Dubai Ports and the Extra 45 Days

I happen to know a lot about this for reasons I don't want to disclose on the blog. Anyway, there now seems to be some clamoring for an extended review process of the Dubai Ports World acquisition of control of six US ports, as the New York Times is reporting:

An objection from any member of the interagency committee would have started, as required by law, an additional 45-day review. Such a review is being urged by governors and members of Congress.
That interagency committee is the Committee on Foreign Investment in the United States (CFIUS), and its role is defined by statute in section 2170 of an appendix to Title 50 of the United States Code. Section 2170a says:

The President or the President's designee may make an investigation to determine the effects on national security of mergers, acquisitions, and takeovers . . . by or with foreign persons which could result in foreign control of persons engaged in interstate commerce in the United States. If it is determined that an investigation should be undertaken, it shall commence no later than 30 days after receipt by the President or the President's designee of written notification . . . Such investigation shall be completed no later than 45 days after such determination.
In short, there's the initial 30-day review, and if there are still national security concerns, there's an additional 45-day investigation, which is what a lot of people are suggesting now for Dubai Ports. The odd thing, though, is that such an additional 45-day investigation is actually required by statute when the foreign entity acquiring control of sensitive US assets is owned by a foreign government. Dubai Ports World is owned by the UAE government. This is in section 2170b:

The President or the President's designee shall make an investigation . . . in any instance in which an entity controlled by or acting on behalf of a foreign government seeks to engage in any merger, acquisition, or takeover which could result in control of a person engaged in interstate commerce in the United States that could affect the national security of the United States.
As the statute defined that term "investigation" in subsection a, it refers to the additional 45 days.
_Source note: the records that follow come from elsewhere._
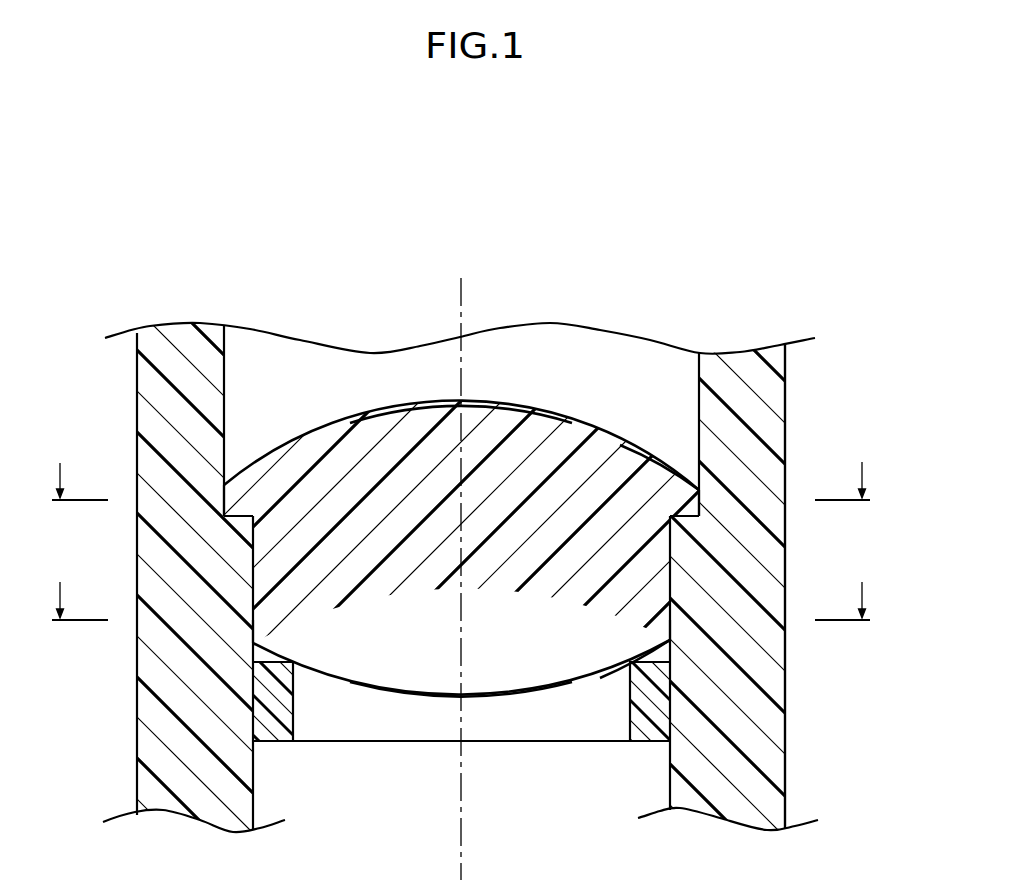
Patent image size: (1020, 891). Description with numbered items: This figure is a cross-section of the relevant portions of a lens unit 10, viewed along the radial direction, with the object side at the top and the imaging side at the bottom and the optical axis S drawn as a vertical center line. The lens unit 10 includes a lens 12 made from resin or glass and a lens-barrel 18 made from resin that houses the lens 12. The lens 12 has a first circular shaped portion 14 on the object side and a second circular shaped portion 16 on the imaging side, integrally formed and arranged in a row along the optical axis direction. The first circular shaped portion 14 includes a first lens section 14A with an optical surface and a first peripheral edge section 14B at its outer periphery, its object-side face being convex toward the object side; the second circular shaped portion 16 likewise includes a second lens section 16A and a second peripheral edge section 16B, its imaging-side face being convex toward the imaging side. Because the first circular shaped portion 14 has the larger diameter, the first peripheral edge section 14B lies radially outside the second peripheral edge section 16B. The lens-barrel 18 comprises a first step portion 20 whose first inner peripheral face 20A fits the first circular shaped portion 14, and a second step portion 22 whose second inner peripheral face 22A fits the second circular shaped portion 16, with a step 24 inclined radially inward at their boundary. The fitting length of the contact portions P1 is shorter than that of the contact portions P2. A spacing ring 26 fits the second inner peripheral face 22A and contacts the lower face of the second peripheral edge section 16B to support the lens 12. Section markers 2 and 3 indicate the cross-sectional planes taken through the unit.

The lens unit 10 is at (677, 260).
The lens 12 is at (337, 397).
The first circular shaped portion 14 is at (555, 406).
The first lens section 14A is at (437, 402).
The first peripheral edge section 14B is at (680, 490).
The second circular shaped portion 16 is at (531, 697).
The second lens section 16A is at (400, 696).
The second peripheral edge section 16B is at (653, 639).
The lens-barrel 18 is at (763, 343).
The first step portion 20 is at (787, 394).
The first inner peripheral face 20A is at (699, 397).
The second step portion 22 is at (787, 765).
The second inner peripheral face 22A is at (670, 782).
The step 24 is at (240, 580).
The spacing ring 26 is at (347, 743).
The contact portions P1 is at (222, 497).
The contact portions P2 is at (250, 632).
The optical axis S is at (463, 303).
The section line for FIG. 2 is at (461, 587).
The section line for FIG. 3 is at (461, 467).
The bottom line is that the 45 days is supposed to be a requirement in this instance, not optional. If the members of the Bush administration's CFIUS didn't do the extra 45-day review here, they simply did not follow the statutory mandate, which requires a minimum 75-day total time reviewing anything that could become owned by a foreign government, regardless of how concerned they are about national security in any particular instance.

You know, reading the law really does help sometimes! I am tempted to attack the massive amount of other misinformation that is out there on this story, but I have probably said too much already.